Asked how much longer that growth might last, speakers at an economic outlook forum in Richmond on Thursday couldn’t find many reasons for worry.

“The bottom line is, the economy has been performing well” and the economic indicators show more of that going forward, said Ray Owens, senior economist and policy advisor for the Federal Reserve Bank of Richmond.

Owens was one of four speakers on a panel at the “State of the Economy vs. the State of the Union” forum held by the local chapter of the Institute of Real Estate Management. Nearly 200 people attended.

The panel discussion at The Jefferson Hotel in Richmond was moderated by Richmond Times-Dispatch Business Editor Gregory J. Gilligan, who asked the panelists, using a baseball analogy, what inning the current economic cycle is in.

Don Wilkerson, the IREM’s 2019 president and the CEO of Reno, Nev.-based Gaston and Wilkerson Management Group, guessed the top of the fifth inning.

“If we are headed in the next year or so for a little downturn, I don’t think it is going to be some major crash,” he said. “I think maybe a softer landing.”

Richmond Mayor Levar Stoney added an upbeat outlook for the local economy, noting that there are now at least five construction cranes showing in the Richmond skyline as hundreds of millions of dollars in investments are being made in the city.

He touted recent economic development announcements such as online retail giant Amazon’s announcement in July that it will open a large distribution center along Interstate 95 in South Richmond, creating 150 jobs.

“I can’t tell you what inning we are in, I just want to be able to keep on playing,” Stoney said. “I want the game to keep on going.”

Jane DuFrane, Richmond division vice president for real estate investment trust Highwoods Properties, said the local real estate market remains strong across multiple categories, including retail and industrial. In the housing market, demand is outstripping supply and pushing up prices.

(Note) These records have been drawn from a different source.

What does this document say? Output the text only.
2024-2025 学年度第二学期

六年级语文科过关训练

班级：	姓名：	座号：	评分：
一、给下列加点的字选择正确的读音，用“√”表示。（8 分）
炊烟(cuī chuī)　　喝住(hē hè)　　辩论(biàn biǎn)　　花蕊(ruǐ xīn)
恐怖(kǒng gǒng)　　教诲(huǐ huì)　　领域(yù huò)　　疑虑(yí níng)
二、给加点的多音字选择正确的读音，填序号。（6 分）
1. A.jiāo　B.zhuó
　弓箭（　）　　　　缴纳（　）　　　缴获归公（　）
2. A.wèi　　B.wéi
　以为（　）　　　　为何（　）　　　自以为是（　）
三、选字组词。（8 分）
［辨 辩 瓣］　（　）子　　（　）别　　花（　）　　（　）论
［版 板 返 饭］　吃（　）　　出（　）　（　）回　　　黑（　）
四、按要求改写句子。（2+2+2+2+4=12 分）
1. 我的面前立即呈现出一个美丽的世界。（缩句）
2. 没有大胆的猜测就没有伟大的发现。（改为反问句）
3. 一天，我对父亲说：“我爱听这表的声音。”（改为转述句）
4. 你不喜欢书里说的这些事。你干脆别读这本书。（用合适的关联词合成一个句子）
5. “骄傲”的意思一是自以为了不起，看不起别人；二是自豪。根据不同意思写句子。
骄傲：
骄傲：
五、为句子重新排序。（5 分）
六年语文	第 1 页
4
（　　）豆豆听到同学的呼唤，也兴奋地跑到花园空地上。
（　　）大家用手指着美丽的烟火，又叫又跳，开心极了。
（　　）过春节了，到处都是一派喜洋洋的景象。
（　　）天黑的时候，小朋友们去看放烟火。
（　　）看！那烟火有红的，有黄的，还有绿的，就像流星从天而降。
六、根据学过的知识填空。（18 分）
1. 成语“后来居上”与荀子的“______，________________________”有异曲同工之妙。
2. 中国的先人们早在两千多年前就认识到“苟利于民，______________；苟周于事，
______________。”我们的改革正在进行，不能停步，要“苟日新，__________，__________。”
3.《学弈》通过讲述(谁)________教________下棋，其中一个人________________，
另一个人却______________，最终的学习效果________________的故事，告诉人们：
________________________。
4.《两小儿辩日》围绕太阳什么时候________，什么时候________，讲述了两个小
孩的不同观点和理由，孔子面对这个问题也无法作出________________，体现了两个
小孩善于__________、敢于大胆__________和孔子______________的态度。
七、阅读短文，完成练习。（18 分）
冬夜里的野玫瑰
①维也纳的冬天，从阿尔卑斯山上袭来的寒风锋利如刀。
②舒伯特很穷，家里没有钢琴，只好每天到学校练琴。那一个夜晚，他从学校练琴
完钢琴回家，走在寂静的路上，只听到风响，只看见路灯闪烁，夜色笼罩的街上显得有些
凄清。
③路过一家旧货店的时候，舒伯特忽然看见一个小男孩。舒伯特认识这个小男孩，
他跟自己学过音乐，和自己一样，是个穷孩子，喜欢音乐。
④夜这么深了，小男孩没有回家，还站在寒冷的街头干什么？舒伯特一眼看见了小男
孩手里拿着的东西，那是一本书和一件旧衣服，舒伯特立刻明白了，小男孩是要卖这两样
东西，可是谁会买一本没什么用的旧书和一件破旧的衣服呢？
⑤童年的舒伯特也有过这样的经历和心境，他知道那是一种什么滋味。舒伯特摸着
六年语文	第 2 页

“The deal flow is stronger than ever, and I don’t know that anything other than a shock to the global economy would do anything to change that,” DuFrane said.

Recessions are often triggered by economic shocks, which are unpredictable, Owens said. Potential problems that could shock the U.S. economy include a slowing global economy and the ongoing trade war with China.

Owens noted that the U.S. economy has been adding about 200,000 net new jobs a month for about 10 years, a “tremendous” growth rate.

“We are growing jobs faster than we are growing workers,” he said, adding that one of the main problems that employers have is finding enough skilled workers.

Consumer confidence and household spending also remain healthy, he said.

“This is a game that could go into extra innings,” he said.